Stop This Man! by Peter Rabe

but by then Catell was half a block away. He got to Burbank three hours later.

Catell paid the taxi and walked up to the dark machine shop. At the back a hair of light was visible through a scratch in one of the painted windows. There were two cars at the side. One was a fish-tail convertible; the other was the getaway car.

The guy that stopped Catell inside the shop recognized him and let him pass. Catell walked past the machines, through the windowless room, and opened the door to the inner office without knocking.

“—is a funny sort of timing, Topper,” Smith was saying.

“But I saw them, Mr. Smith. I saw them—” And then Catell stepped inside the room.

Smith, leaning back in his chair, rolled the cigar around in his mouth. He looked at Catell, never changing his expression. It was calm, level, and just slightly interested. But Topper jumped.

“Why, you—how—” Controlling himself, he took a deep breath and said, “I see you made it, Catell.”

“Yeah.”

“How—what I mean is, did they follow you? Did you come alone?”

“Alone. Except for you, Topper.”

“You trying to be funny, Blue Lips?” Topper got up slowly, his eyes slits and his neck swelling over the white collar.

“Not funny, Topper. Serious.”

And while Smith sat in his chair, hands folded over his paunch, Catell’s hand whipped out, grazing Topper’s drawn lips. Topper had caught the jab with a fast block, and that was his mistake. With his full weight behind the punch, Catell, pivoting a half turn, rammed his other fist into Topper’s stomach. The man doubled over, gasping, when Catell fired a roundhouse at the contorted face. Something cracked, and through split lips three front teeth jagged out.

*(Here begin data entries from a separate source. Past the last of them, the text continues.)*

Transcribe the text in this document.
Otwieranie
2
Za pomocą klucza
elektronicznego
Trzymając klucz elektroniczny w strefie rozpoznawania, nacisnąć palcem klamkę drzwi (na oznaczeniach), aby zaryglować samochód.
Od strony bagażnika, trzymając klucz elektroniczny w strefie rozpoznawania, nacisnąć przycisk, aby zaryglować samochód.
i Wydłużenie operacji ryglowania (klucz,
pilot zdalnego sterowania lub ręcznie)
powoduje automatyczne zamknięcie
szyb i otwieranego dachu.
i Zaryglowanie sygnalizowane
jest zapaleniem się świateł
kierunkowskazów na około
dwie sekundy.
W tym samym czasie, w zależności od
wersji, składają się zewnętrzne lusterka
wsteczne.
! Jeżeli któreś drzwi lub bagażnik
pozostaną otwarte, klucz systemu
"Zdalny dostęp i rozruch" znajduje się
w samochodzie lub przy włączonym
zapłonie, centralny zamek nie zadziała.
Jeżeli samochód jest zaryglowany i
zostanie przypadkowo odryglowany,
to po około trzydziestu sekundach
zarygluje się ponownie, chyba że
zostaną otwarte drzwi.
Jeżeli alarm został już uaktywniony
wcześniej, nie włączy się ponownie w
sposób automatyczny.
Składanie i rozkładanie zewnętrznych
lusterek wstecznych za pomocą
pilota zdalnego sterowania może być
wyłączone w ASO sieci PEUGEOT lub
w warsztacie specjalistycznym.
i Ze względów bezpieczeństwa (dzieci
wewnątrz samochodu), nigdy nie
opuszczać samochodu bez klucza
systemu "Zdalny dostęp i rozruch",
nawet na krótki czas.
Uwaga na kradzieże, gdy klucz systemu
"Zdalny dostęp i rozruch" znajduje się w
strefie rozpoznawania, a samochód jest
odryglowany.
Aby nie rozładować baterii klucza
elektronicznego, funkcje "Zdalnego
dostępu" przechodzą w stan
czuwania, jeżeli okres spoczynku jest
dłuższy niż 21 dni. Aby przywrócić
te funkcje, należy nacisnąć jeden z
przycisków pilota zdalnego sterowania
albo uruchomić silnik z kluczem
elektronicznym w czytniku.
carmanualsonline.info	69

Topper crashed sideways across the desk, pushing phones and papers to the floor. Smith got up and stepped back. He was holding the cigar between his teeth.

When Topper kicked his leg out, catching Catell on the chest, he tried to follow the kick with a fast turn that would bring him back to his feet. But Catell stepped back and pulled. Holding on to Topper’s foot, he twisted and pushed. Topper slammed to the floor, screaming, one leg doubled over at a crazy angle. Then Catell knelt down over his chest.

Two minutes later he got up, leaving the ruined man curled on the floor.

“Do you carry a gun, Catell?” Smith came out from behind the desk; flicking some ashes on the floor.

“It belongs to Topper.”

“Give it to me.” Smith put out his hand.

Catell handed over the gun. Smith took it by the grip, and without seeming to aim he pulled the trigger. Three close shots crashed out and Topper twitched once, twice. Then he lay still.

“Too bad about Topper,” Smith said. “Valuable man.”

Then he walked around the puddle of blood on the floor. He pulled open a desk drawer and handed Catell two bills.

“Here’s your thousand. Got a way home?”

“No.”

“Take the limousine. And call me in a day or two.”

“So long.”

“See you, Catell.”

That night Catell didn’t go back to the Turtle’s room. He drove to Westwood and parked the car a few blocks from Lily’s apartment.

She opened the door for him, smiling a little. He could feel her warm body through the thin robe she was wearing. Walking to the bedroom with her, he could hear the fever pounding in his ears. A hysterical tension trembled through his body, making objects change shape before his eyes, plucking at his muscles.

They sat on the bed, and then his head sank into her lap. She hummed to him while he moaned into the cloth of her robe.

Chapter Fourteen

“I see nothing but gloom,” Smiley said. “I see gloom turning the corner, bearing poisonous grub.”

The police guard came up to the cell. Balancing a tray in one hand, he started to fumble with his keys with the other.

“Lemme give you a helping hand, Inspector. You hold the tray and I’ll just—”

“Keep your hands off, Short Stuff! Maybe you think I’m stupid or something?”

“You’re gettin’ warm, Pop. You’re gettin’ real warm.”

The guard stepped back and put the tray on the floor. When he raised himself, the exertion had turned his bald head a shiny purple, and he puffed air through his white mustache.

“Nature is cruel,” Swensen said from the back of the cell. “Look at all that gorgeous hair under his nose, and nothing but bare rocks on top.”

“You guys don’t shut up I’ll take the food back,” said the guard.

“And eat it yourself?” Smiley asked.